The heart of Peressini’s book however beats in the narratives of the eight Canadians (some naturalized):

Ajahn Viradhammo (born Vitauts Akers in Germany),
Jim Bedard (born in North Bay ON),
Albert Low (born in London England),
Taigen Henderson (born Ian Henderson in Toronto ON),
Zengetsu Myokyo (born Judith McLean in Aylmer QC),
Louis Cormier (born in Rogersville NB),
Kelsang Drenpa (born Christine Ares in Longueuil QC), and
Tsultrim Palmo (born Anna Szczygielska in Ostrow, Poland.

Their stories are not the typical sorry tale with a flash forward to some moment of enlightenment after which all is well. The very poignant human struggles and challenges of faith are helpful to know for anyone who thinks the Path smoothly rises up to greet us. And of course, it just continues after (their self-reported) enlightenment. Peressini offers a commentary at the end of each life story which rather nicely ties together his intent in the methodology and the narrative itself.

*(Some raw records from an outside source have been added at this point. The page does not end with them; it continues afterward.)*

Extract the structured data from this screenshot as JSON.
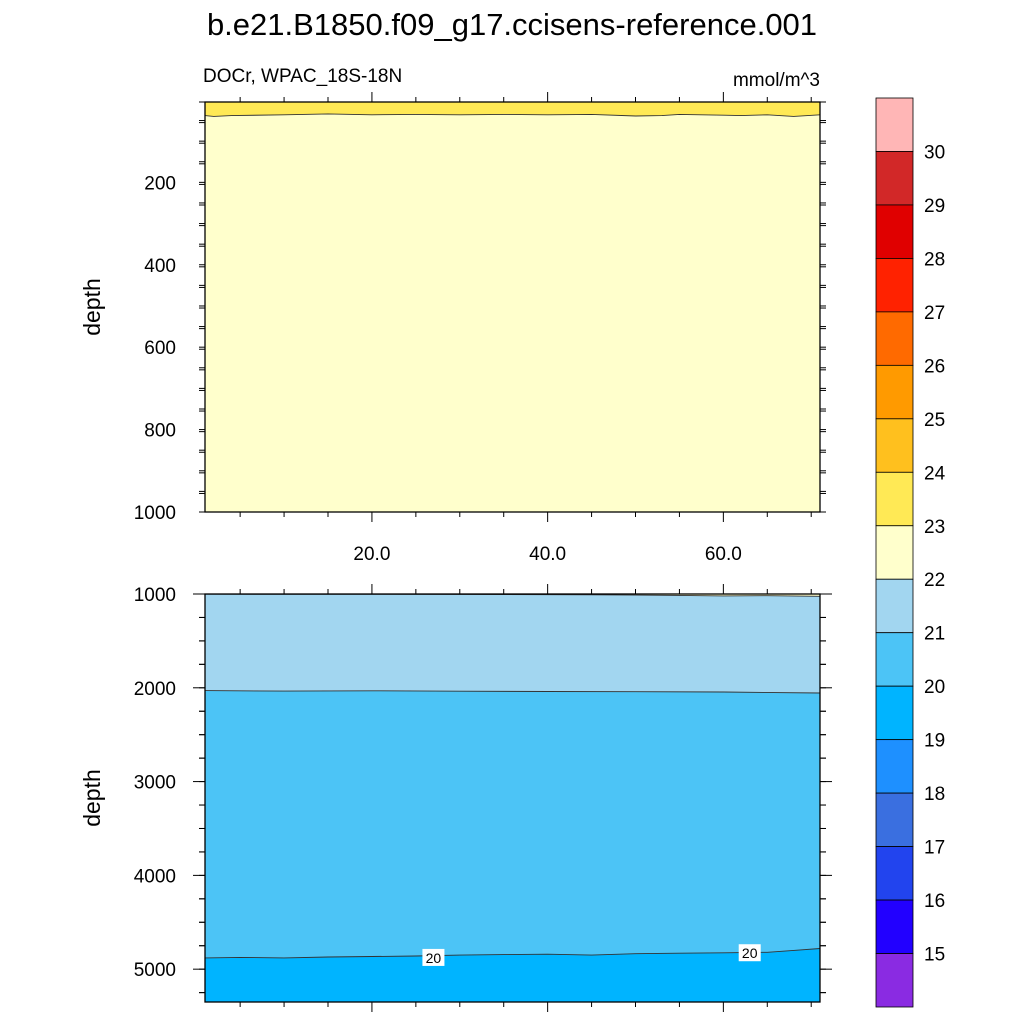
{
  "title": "b.e21.B1850.f09_g17.ccisens-reference.001",
  "subtitle_left": "DOCr, WPAC_18S-18N",
  "subtitle_right": "mmol/m^3",
  "chart_data": [
    {
      "type": "heatmap",
      "panel": "upper",
      "ylabel": "depth",
      "xlim": [
        1,
        71
      ],
      "ylim": [
        1000,
        5
      ],
      "x_tick_labels": [
        "20.0",
        "40.0",
        "60.0"
      ],
      "x_ticks": [
        20,
        40,
        60
      ],
      "y_tick_labels": [
        "200",
        "400",
        "600",
        "800",
        "1000"
      ],
      "y_ticks": [
        200,
        400,
        600,
        800,
        1000
      ],
      "bands": [
        {
          "range": "23-24",
          "from": "surface",
          "to": "contour_23"
        },
        {
          "range": "22-23",
          "from": "contour_23",
          "to": "bottom"
        }
      ],
      "contours": [
        {
          "level": 23,
          "x": [
            1,
            2,
            4,
            10,
            15,
            20,
            25,
            30,
            35,
            40,
            45,
            50,
            53,
            55,
            60,
            62,
            65,
            68,
            71
          ],
          "depth": [
            38,
            40,
            38,
            36,
            34,
            36,
            35,
            36,
            35,
            36,
            35,
            39,
            38,
            35,
            37,
            38,
            36,
            40,
            36
          ]
        }
      ]
    },
    {
      "type": "heatmap",
      "panel": "lower",
      "ylabel": "depth",
      "xlim": [
        1,
        71
      ],
      "ylim": [
        5350,
        1000
      ],
      "y_tick_labels": [
        "1000",
        "2000",
        "3000",
        "4000",
        "5000"
      ],
      "y_ticks": [
        1000,
        2000,
        3000,
        4000,
        5000
      ],
      "bands": [
        {
          "range": "22-23",
          "from": "top",
          "to": "contour_22"
        },
        {
          "range": "21-22",
          "from": "contour_22",
          "to": "contour_21"
        },
        {
          "range": "20-21",
          "from": "contour_21",
          "to": "contour_20"
        },
        {
          "range": "19-20",
          "from": "contour_20",
          "to": "bottom"
        }
      ],
      "contours": [
        {
          "level": 22,
          "x": [
            1,
            30,
            45,
            55,
            60,
            65,
            71
          ],
          "depth": [
            1002,
            1004,
            1008,
            1015,
            1020,
            1018,
            1025
          ]
        },
        {
          "level": 21,
          "x": [
            1,
            10,
            20,
            30,
            40,
            50,
            60,
            71
          ],
          "depth": [
            2030,
            2035,
            2032,
            2036,
            2040,
            2042,
            2045,
            2055
          ]
        },
        {
          "level": 20,
          "x": [
            1,
            5,
            10,
            15,
            20,
            25,
            30,
            35,
            40,
            45,
            50,
            55,
            60,
            65,
            68,
            71
          ],
          "depth": [
            4880,
            4875,
            4880,
            4870,
            4865,
            4860,
            4850,
            4845,
            4840,
            4850,
            4835,
            4830,
            4825,
            4820,
            4800,
            4780
          ]
        }
      ],
      "contour_labels": [
        {
          "text": "20",
          "x": 27,
          "depth": 4880
        },
        {
          "text": "20",
          "x": 63,
          "depth": 4830
        }
      ]
    }
  ],
  "colorbar": {
    "labels": [
      "15",
      "16",
      "17",
      "18",
      "19",
      "20",
      "21",
      "22",
      "23",
      "24",
      "25",
      "26",
      "27",
      "28",
      "29",
      "30"
    ],
    "colors": [
      "#8a2be2",
      "#2200ff",
      "#2244ee",
      "#3a6fe0",
      "#1e90ff",
      "#00b4ff",
      "#4cc4f6",
      "#a2d6f0",
      "#ffffcc",
      "#ffe955",
      "#ffc01e",
      "#ff9a00",
      "#ff6a00",
      "#ff2200",
      "#e00000",
      "#d22828",
      "#ffb6b6"
    ],
    "band_ranges": {
      "19-20": "#00b4ff",
      "20-21": "#4cc4f6",
      "21-22": "#a2d6f0",
      "22-23": "#ffffcc",
      "23-24": "#ffe955"
    }
  }
}
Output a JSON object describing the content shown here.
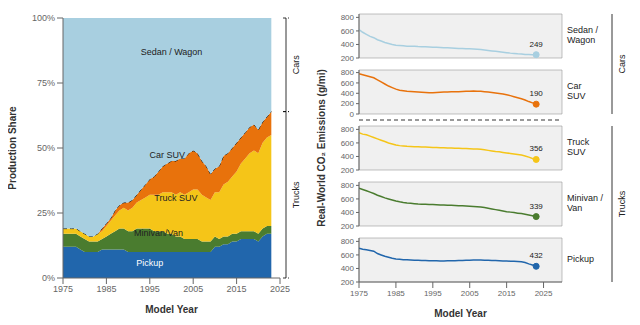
{
  "chart_data": [
    {
      "type": "area",
      "stacked": true,
      "x": [
        1975,
        1976,
        1977,
        1978,
        1979,
        1980,
        1981,
        1982,
        1983,
        1984,
        1985,
        1986,
        1987,
        1988,
        1989,
        1990,
        1991,
        1992,
        1993,
        1994,
        1995,
        1996,
        1997,
        1998,
        1999,
        2000,
        2001,
        2002,
        2003,
        2004,
        2005,
        2006,
        2007,
        2008,
        2009,
        2010,
        2011,
        2012,
        2013,
        2014,
        2015,
        2016,
        2017,
        2018,
        2019,
        2020,
        2021,
        2022,
        2023
      ],
      "series": [
        {
          "color": "#2166ac",
          "values": [
            0.12,
            0.12,
            0.12,
            0.12,
            0.11,
            0.1,
            0.1,
            0.1,
            0.1,
            0.11,
            0.11,
            0.11,
            0.11,
            0.11,
            0.11,
            0.1,
            0.1,
            0.1,
            0.1,
            0.1,
            0.1,
            0.1,
            0.1,
            0.1,
            0.1,
            0.1,
            0.1,
            0.1,
            0.1,
            0.1,
            0.1,
            0.1,
            0.1,
            0.1,
            0.1,
            0.12,
            0.12,
            0.13,
            0.13,
            0.14,
            0.14,
            0.15,
            0.15,
            0.15,
            0.15,
            0.14,
            0.16,
            0.17,
            0.17
          ]
        },
        {
          "color": "#4a7c2f",
          "values": [
            0.05,
            0.05,
            0.05,
            0.05,
            0.05,
            0.05,
            0.04,
            0.04,
            0.04,
            0.04,
            0.05,
            0.06,
            0.07,
            0.08,
            0.08,
            0.08,
            0.08,
            0.09,
            0.09,
            0.09,
            0.09,
            0.08,
            0.08,
            0.08,
            0.07,
            0.07,
            0.06,
            0.06,
            0.05,
            0.05,
            0.05,
            0.05,
            0.04,
            0.04,
            0.04,
            0.04,
            0.03,
            0.03,
            0.03,
            0.03,
            0.03,
            0.03,
            0.03,
            0.03,
            0.03,
            0.03,
            0.03,
            0.03,
            0.03
          ]
        },
        {
          "color": "#f5c518",
          "values": [
            0.02,
            0.02,
            0.02,
            0.02,
            0.02,
            0.02,
            0.02,
            0.02,
            0.03,
            0.03,
            0.04,
            0.05,
            0.06,
            0.07,
            0.08,
            0.08,
            0.09,
            0.1,
            0.11,
            0.12,
            0.13,
            0.14,
            0.14,
            0.15,
            0.16,
            0.16,
            0.16,
            0.17,
            0.17,
            0.18,
            0.19,
            0.19,
            0.18,
            0.17,
            0.16,
            0.17,
            0.18,
            0.2,
            0.21,
            0.22,
            0.24,
            0.26,
            0.28,
            0.3,
            0.31,
            0.31,
            0.33,
            0.34,
            0.35
          ]
        },
        {
          "color": "#e8720c",
          "line_style": "dashed",
          "values": [
            0.0,
            0.0,
            0.0,
            0.0,
            0.0,
            0.0,
            0.0,
            0.0,
            0.0,
            0.01,
            0.01,
            0.01,
            0.02,
            0.02,
            0.02,
            0.03,
            0.03,
            0.03,
            0.04,
            0.05,
            0.06,
            0.07,
            0.09,
            0.1,
            0.11,
            0.12,
            0.13,
            0.13,
            0.14,
            0.15,
            0.15,
            0.14,
            0.13,
            0.12,
            0.1,
            0.09,
            0.1,
            0.11,
            0.11,
            0.11,
            0.11,
            0.1,
            0.1,
            0.1,
            0.1,
            0.09,
            0.08,
            0.08,
            0.09
          ]
        },
        {
          "color": "#a8cfe0",
          "values": [
            0.81,
            0.81,
            0.81,
            0.81,
            0.82,
            0.83,
            0.84,
            0.84,
            0.83,
            0.81,
            0.79,
            0.77,
            0.74,
            0.72,
            0.71,
            0.71,
            0.7,
            0.68,
            0.66,
            0.64,
            0.62,
            0.61,
            0.59,
            0.57,
            0.56,
            0.55,
            0.55,
            0.54,
            0.54,
            0.52,
            0.51,
            0.52,
            0.55,
            0.57,
            0.6,
            0.58,
            0.57,
            0.53,
            0.52,
            0.5,
            0.48,
            0.46,
            0.44,
            0.42,
            0.41,
            0.43,
            0.4,
            0.38,
            0.36
          ]
        }
      ],
      "xlim": [
        1975,
        2025
      ],
      "xticks": [
        1975,
        1985,
        1995,
        2005,
        2015,
        2025
      ],
      "ylim": [
        0,
        1
      ],
      "yticks": [
        {
          "value": 0,
          "label": "0%"
        },
        {
          "value": 0.25,
          "label": "25%"
        },
        {
          "value": 0.5,
          "label": "50%"
        },
        {
          "value": 0.75,
          "label": "75%"
        },
        {
          "value": 1,
          "label": "100%"
        }
      ],
      "xlabel": "Model Year",
      "ylabel": "Production Share",
      "annotations": [
        {
          "text": "Sedan / Wagon",
          "x": 2000,
          "y": 0.87
        },
        {
          "text": "Car SUV",
          "x": 1999,
          "y": 0.475
        },
        {
          "text": "Truck SUV",
          "x": 2001,
          "y": 0.31
        },
        {
          "text": "Minivan/Van",
          "x": 1997,
          "y": 0.175
        },
        {
          "text": "Pickup",
          "x": 1995,
          "y": 0.06,
          "color": "white"
        }
      ],
      "brackets": [
        {
          "text": "Cars",
          "from": 0.64,
          "to": 1
        },
        {
          "text": "Trucks",
          "from": 0,
          "to": 0.64
        }
      ]
    },
    {
      "type": "line",
      "x": [
        1975,
        1976,
        1977,
        1978,
        1979,
        1980,
        1981,
        1982,
        1983,
        1984,
        1985,
        1986,
        1987,
        1988,
        1989,
        1990,
        1991,
        1992,
        1993,
        1994,
        1995,
        1996,
        1997,
        1998,
        1999,
        2000,
        2001,
        2002,
        2003,
        2004,
        2005,
        2006,
        2007,
        2008,
        2009,
        2010,
        2011,
        2012,
        2013,
        2014,
        2015,
        2016,
        2017,
        2018,
        2019,
        2020,
        2021,
        2022,
        2023
      ],
      "xlim": [
        1975,
        2030
      ],
      "xticks": [
        1975,
        1985,
        1995,
        2005,
        2015,
        2025
      ],
      "xlabel": "Model Year",
      "ylabel": "Real-World CO₂ Emissions (g/mi)",
      "groups": [
        {
          "label": "Cars",
          "panels": [
            {
              "name": "Sedan /\nWagon",
              "color": "#a8cfe0",
              "ylim": [
                200,
                850
              ],
              "yticks": [
                200,
                400,
                600,
                800
              ],
              "tick_labels": "y",
              "values": [
                620,
                580,
                550,
                520,
                500,
                470,
                450,
                430,
                415,
                400,
                390,
                385,
                380,
                375,
                375,
                375,
                370,
                368,
                365,
                362,
                360,
                358,
                355,
                352,
                350,
                348,
                345,
                342,
                340,
                338,
                335,
                332,
                330,
                325,
                318,
                312,
                305,
                298,
                292,
                285,
                278,
                272,
                268,
                262,
                258,
                252,
                250,
                249,
                249
              ],
              "annotations": [
                {
                  "text": "249",
                  "x": 2023,
                  "y": 249
                }
              ]
            },
            {
              "name": "Car\nSUV",
              "color": "#e8720c",
              "ylim": [
                0,
                850
              ],
              "yticks": [
                0,
                200,
                400,
                600,
                800
              ],
              "tick_labels": "y",
              "values": [
                780,
                760,
                740,
                720,
                700,
                660,
                620,
                580,
                540,
                510,
                480,
                460,
                450,
                440,
                435,
                430,
                425,
                420,
                415,
                410,
                410,
                415,
                420,
                425,
                425,
                428,
                430,
                432,
                435,
                438,
                440,
                442,
                440,
                438,
                432,
                425,
                415,
                405,
                395,
                385,
                370,
                355,
                335,
                315,
                295,
                270,
                240,
                215,
                190
              ],
              "annotations": [
                {
                  "text": "190",
                  "x": 2023,
                  "y": 190
                }
              ]
            }
          ]
        },
        {
          "label": "Trucks",
          "panels": [
            {
              "name": "Truck\nSUV",
              "color": "#f5c518",
              "ylim": [
                200,
                850
              ],
              "yticks": [
                200,
                400,
                600,
                800
              ],
              "tick_labels": "y",
              "values": [
                750,
                730,
                720,
                700,
                680,
                660,
                640,
                620,
                600,
                585,
                570,
                560,
                555,
                550,
                548,
                545,
                542,
                540,
                538,
                536,
                534,
                532,
                530,
                528,
                526,
                524,
                522,
                520,
                518,
                516,
                514,
                512,
                510,
                505,
                498,
                490,
                482,
                474,
                468,
                460,
                452,
                445,
                438,
                430,
                420,
                408,
                390,
                370,
                356
              ],
              "annotations": [
                {
                  "text": "356",
                  "x": 2023,
                  "y": 356
                }
              ]
            },
            {
              "name": "Minivan /\nVan",
              "color": "#4a7c2f",
              "ylim": [
                200,
                850
              ],
              "yticks": [
                200,
                400,
                600,
                800
              ],
              "tick_labels": "y",
              "values": [
                760,
                740,
                720,
                700,
                680,
                655,
                635,
                615,
                600,
                585,
                570,
                558,
                548,
                540,
                535,
                530,
                525,
                522,
                520,
                518,
                516,
                514,
                512,
                510,
                508,
                505,
                503,
                500,
                498,
                495,
                492,
                488,
                485,
                480,
                472,
                462,
                452,
                442,
                432,
                422,
                412,
                405,
                398,
                390,
                383,
                375,
                362,
                350,
                339
              ],
              "annotations": [
                {
                  "text": "339",
                  "x": 2023,
                  "y": 339
                }
              ]
            },
            {
              "name": "Pickup",
              "color": "#2166ac",
              "ylim": [
                200,
                850
              ],
              "yticks": [
                200,
                400,
                600,
                800
              ],
              "values": [
                700,
                685,
                675,
                665,
                655,
                620,
                600,
                580,
                565,
                550,
                540,
                535,
                530,
                528,
                525,
                522,
                520,
                518,
                516,
                515,
                514,
                513,
                512,
                512,
                513,
                514,
                515,
                516,
                518,
                520,
                522,
                524,
                524,
                524,
                522,
                520,
                518,
                516,
                514,
                512,
                510,
                508,
                506,
                503,
                498,
                488,
                468,
                450,
                432
              ],
              "annotations": [
                {
                  "text": "432",
                  "x": 2023,
                  "y": 432
                }
              ]
            }
          ]
        }
      ]
    }
  ]
}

Personally, I was fascinated to read the life path of Ajahn Viradhammo and Albert Low, having met both as teachers and practice briefly with Low. Ajahn V. is a towering individual in the Buddhist community in and around Ottawa. I recall meeting with him when he was living in Ottawa and caring for his mother. Our conversation was warm and wide-ranging but it was very clear that he, as a traditionalist, was going to have no truck with this beast called ‘secular mindfulness’. I learned a lot in that conversation, not the least was to hold the integrity of the Dhamma close in anything I was going to do.

Albert Low’s narrative was astonishing probably yet so consistent with his clear vision of who he is (was?). Of all my teachers, I knew him for the shortest time but was most deeply affected by his gentle and quiet presence. He left me with a simple instruction: Be gentle with your breath, don’t be afraid to always start over. When I wrote to tell him I could no longer make the 4-hr return trip to Montreal every week, he wrote back (I paraphrase here): We are only given the privilege to walk with each other for short spaces. But stay with each other for an eternity.

Choosing Buddhism is really not about how these practitioners decided what path to take. It is about the what they chose in each moment of their lives. If it was to suffer, they chose to suffer fully. If it was to stop, they stopped fully. If it was to move on, they did so whole-heartedly. Like Ajahn V., they heard that very quiet call that could have easily been lost in the noise of whatever drama was playing out in their life at the time.

The book itself is a resource to understand both the development of Buddhism in Canada and how we come to create the path we walk. If that’s not your bag, the life stories make a lovely fireside read.